Deep down, in that moment, I hated Sensei. Even as we walked together again, shoulders side by side, I refrained from giving voice to the questions in my mind. Sensei, for his part, whether he noticed or not, showed not the slightest concern. As he ambled on with his easy gait and signature reticence, I grew more and more spiteful. I wanted to somehow get under his skin.
"You were a little worked up back there in the gardens. I've seldom ever seen you like that. Were you showing another side of yourself?"
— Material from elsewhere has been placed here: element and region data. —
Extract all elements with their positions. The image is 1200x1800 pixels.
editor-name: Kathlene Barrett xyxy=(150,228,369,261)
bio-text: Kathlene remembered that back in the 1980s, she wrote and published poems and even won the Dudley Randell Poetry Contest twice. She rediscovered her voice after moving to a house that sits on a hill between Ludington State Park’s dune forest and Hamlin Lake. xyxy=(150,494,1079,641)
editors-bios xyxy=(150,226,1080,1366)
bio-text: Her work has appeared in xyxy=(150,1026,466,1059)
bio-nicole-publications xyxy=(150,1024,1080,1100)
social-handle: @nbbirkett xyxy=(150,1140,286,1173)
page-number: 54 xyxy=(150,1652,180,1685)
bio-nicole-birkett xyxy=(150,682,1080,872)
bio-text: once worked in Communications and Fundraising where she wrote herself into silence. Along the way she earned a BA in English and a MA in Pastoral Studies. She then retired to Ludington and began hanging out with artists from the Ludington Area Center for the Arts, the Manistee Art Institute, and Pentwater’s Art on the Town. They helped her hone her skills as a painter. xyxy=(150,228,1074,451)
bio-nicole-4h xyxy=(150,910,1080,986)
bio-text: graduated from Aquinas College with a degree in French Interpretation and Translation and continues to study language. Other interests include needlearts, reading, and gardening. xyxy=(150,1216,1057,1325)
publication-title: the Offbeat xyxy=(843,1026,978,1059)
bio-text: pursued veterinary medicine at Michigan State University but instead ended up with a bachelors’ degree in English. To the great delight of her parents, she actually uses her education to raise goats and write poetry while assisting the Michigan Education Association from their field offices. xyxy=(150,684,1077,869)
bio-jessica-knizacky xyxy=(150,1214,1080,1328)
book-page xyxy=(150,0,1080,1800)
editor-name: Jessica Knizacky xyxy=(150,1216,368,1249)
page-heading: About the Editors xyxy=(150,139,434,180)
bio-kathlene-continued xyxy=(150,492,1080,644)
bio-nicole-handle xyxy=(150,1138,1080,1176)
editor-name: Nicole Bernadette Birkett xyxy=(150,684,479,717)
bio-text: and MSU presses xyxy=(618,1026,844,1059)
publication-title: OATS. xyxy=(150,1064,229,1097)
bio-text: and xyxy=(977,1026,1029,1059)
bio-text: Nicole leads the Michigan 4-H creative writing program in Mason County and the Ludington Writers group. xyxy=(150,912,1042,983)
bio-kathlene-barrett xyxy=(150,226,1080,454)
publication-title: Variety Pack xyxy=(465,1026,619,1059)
Sensei made no immediate reply. I thought maybe I'd gotten to him. I also feared that maybe I'd missed the mark. At any rate, I decided to leave it at that. Sensei suddenly stepped to the side of the road, tucked up his shirttails, and relieved himself at the base of a neatly-trimmed hedge. I stood by idly as he finished his business.
"Pardon the delay."
With that he started walking again. I gave up at this point on arguing him into a corner. The road we were walking gradually came to life. The hills and valleys, with their wide cultivated fields, disappeared from view as houses closed in on both sides. Even still, the neighborhoods were quiet, and in some of the yards we saw peas climbing bamboo trelliswork, or chickens penned in by wire screen. A succession of cart horses, returning from the city center, approached and passed us by. Such sights were wont to grab my attention, and the questions that had occupied my thoughts were soon forgotten. When Sensei suddenly resurfaced our earlier exchange, it hit me as out of the blue.